Union Picks Food Fight With Market

TIMES STAFF WRITER

Just when you thought it was safe to shop for shallots and shiitake mushrooms, a national union has sent a pamphlet to 80,000 Los Angeles-area homes purporting to detail unsanitary conditions at froufrou favorite Bristol Farms.

But the culinary elite need not fear. An official at the Los Angeles County Department of Health Services said Friday that it is still safe to buy radicchio and endive at the upscale groceries. Bristol Farms' food conditions are as good as--or better than--those at other supermarkets across the county, said Joe Nash, acting bureau chief of the department's district environmental services unit.

And if you look carefully at the union pamphlet, a line of fine print reads: "This leaflet is not intended to imply . . . that Bristol Farms stores are unsafe to shop in."

In much larger type are violations compiled from county health inspectors' reports on the chain. It's the sort of stuff that could give Martha Stewart nightmares.

"Water dripping onto raw seafood!" "Unclean refrigerators and freezers!" the pamphlet cries. "Sushi stored at temperature above safe levels!"

"Bristol Farms has received numerous violations from the County of Los Angeles Department of Health Services," the pamphlet states. "These standards are enforced to protect the shopper and your family, as well as employees."

The document lists a phone number for the county health agency. Workers there said Friday that they have been peppered with calls since the pamphlet went out three weeks ago.

Officials at the United Food and Commercial Workers Local 324 in Buena Park, where the pamphlets originated, say the materials are the latest step in an ongoing campaign to "educate" the public about sanitation conditions at Bristol Farms and other nonunion markets.

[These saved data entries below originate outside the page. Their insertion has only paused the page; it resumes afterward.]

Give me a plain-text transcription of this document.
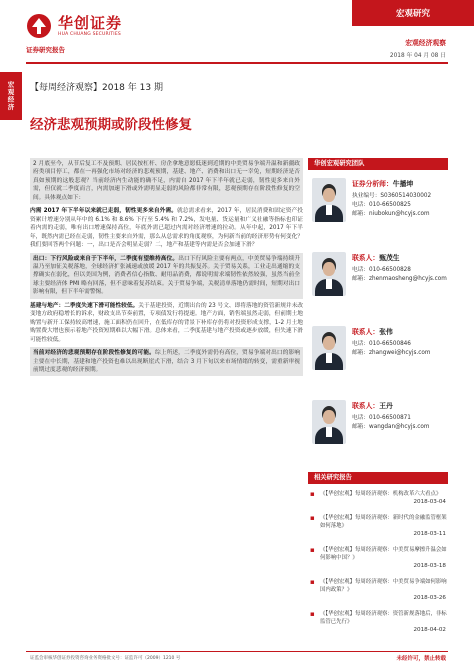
华创证券
HUA CHUANG SECURITIES
证券研究报告
宏观研究
宏观经济观察
2018 年 04 月 08 日
宏观经济	【每周经济观察】2018 年 13 期
经济悲观预期或阶段性修复

2 月底至今，从节后复工不及预期、居民按杠杆、房企拿地意愿低迷到近期的中美贸易争端升温和新疆政府类项目停工，都在一再强化市场对经济的悲观预期，基建、地产、消费和出口无一幸免，短期经济是否真如预期的这般悲观？当前经济内生动能的确不足，内需自 2017 年下半年就已走弱，韧性更多来自外需，但仅就二季度而言，内需加速下滑或外需明显走弱的风险都非常有限，悲观预期存在阶段性修复的空间。具体观点如下：

内需 2017 年下半年以来就已走弱，韧性更多来自外需。就总需求看来，2017 年，居民消费和固定资产投资累计增速分别从年中的 6.1% 和 8.6% 下行至 5.4% 和 7.2%，发电量、货运量和广义社融等指标也印证着内需的走弱，唯有出口增速保持高位，年底外需已超过内需对经济增速的拉动。从年中起，2017 年下半年，既然内需已经在走弱，韧性主要来自外需，那么从总需求的角度观察，为何新当前的经济形势有何变化？我们要回答两个问题：一，出口是否会明显走弱？二，地产和基建等内需是否会加速下滑？

出口：下行风险或来自于下半年，二季度有望维持高位。出口下行风险主要有两点，中美贸易争端持续升温乃至加征关税落地，全球经济扩张减速或放缓 2017 年的共振复苏。关于贸易关系，工业走出通缩的支撑确实在弱化，但以美国为例，消费者信心指数、耐用品消费，都说明需求端韧性依然较强，虽然当前全球主要经济体 PMI 略有回落，但不意味着复苏结束。关于贸易争端，关税清单落地仍需时间，短期对出口影响有限，但下半年需警惕。

基建与地产：二季度失速下滑可能性较低。关于基建投资，近期出台的 23 号文、即将落地的资管新规并未改变地方政府稳增长的诉求，财政支出节奏前置，专项债发行将提速。地产方面，销售端虽然走弱，但前期土地购置与新开工保持较高增速，施工面积仍在回升，在低库存的背景下补库存仍将对投资形成支撑，1-2 月土地购置费大增也预示着地产投资短期难以大幅下滑。总体来看，二季度基建与地产投资或逐步放缓，但失速下滑可能性较低。

当前对经济的悲观预期存在阶段性修复的可能。综上所述，二季度外需仍有高位，贸易争端对出口的影响主要在中长期，基建和地产投资也难以出现断崖式下滑，结合 3 月下旬以来市场情绪的转变，需重新审视前期过度悲观的经济预期。

华创宏观研究团队
证券分析师：牛播坤
执业编号：S0360514030002
电话：010-66500825
邮箱：niubokun@hcyjs.com
联系人：甄茂生
电话：010-66500828
邮箱：zhenmaosheng@hcyjs.com
联系人：张伟
电话：010-66500846
邮箱：zhangwei@hcyjs.com
联系人：王丹
电话：010-66500871
邮箱：wangdan@hcyjs.com
相关研究报告
▪ 《【华创宏观】每周经济观察：机构改革六大看点》
2018-03-04
▪ 《【华创宏观】每周经济观察：新时代的金融监管框架如何落地》
2018-03-11
▪ 《【华创宏观】每周经济观察：中美贸易摩擦升温会如何影响中国？》
2018-03-18
▪ 《【华创宏观】每周经济观察：中美贸易争端如何影响国内政策？》
2018-03-26
▪ 《【华创宏观】每周经济观察：资管新规落地后，非标监管已先行》
2018-04-02
证监会审核华创证券投资咨询业务资格批文号：证监许可（2009）1210 号	未经许可，禁止转载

The consumer campaign, which has included union members telling shoppers at three Bristol Farms stores about the effects of not having union workers at markets, represents an increasingly popular labor tactic in recent years. Convinced that federal law gives employers too much leverage in union representation elections, some labor groups mount costly drives to tarnish a business' image, hoping the company will eventually recognize the union as its employees' bargaining agent.

"I think people that shop at Bristol Farms feel like they're getting the highest of quality from a gourmet market," said Rick Eiden, director of organizing at Local 324. "So I think the customers are more sensitive to these kinds of issues and violations. They're paying top dollar for their products; they want to make sure that they're safe."

Eiden said that nonunion markets generally pay workers less than union stores and that nonunion employees are less motivated to maintain a sanitary workplace. He added that there has been a growth of nonunion markets in Southern California--from Bristol Farms at the high end to stores such as Top Value, which targets working-class consumers.

Bristol Farms spokeswoman Jodi Taylor said that every worker in the six-supermarket chain is an "owner-partner" with stock options and added that even if the company's entry-level salaries are often half those of union markets, Bristol Farms uses far fewer part-time employees.

As for the safety record of a chain that prides itself on a lush stock of fresh and sometimes obscure foods--from shark steaks to dandelion greens--Taylor said of the union: "I think they're barking up the wrong tree."

"It's been pretty painful to have this happen to us," she said. "We're a small company; we're not used to the big chain tactics."

Nash, the health department official, said Bristol Farms fares well in comparison with other markets.

"There's nothing unusual about these inspection reports" that the union cites, he said. "You can go into any Lucky or any other place and find some of these typical problems."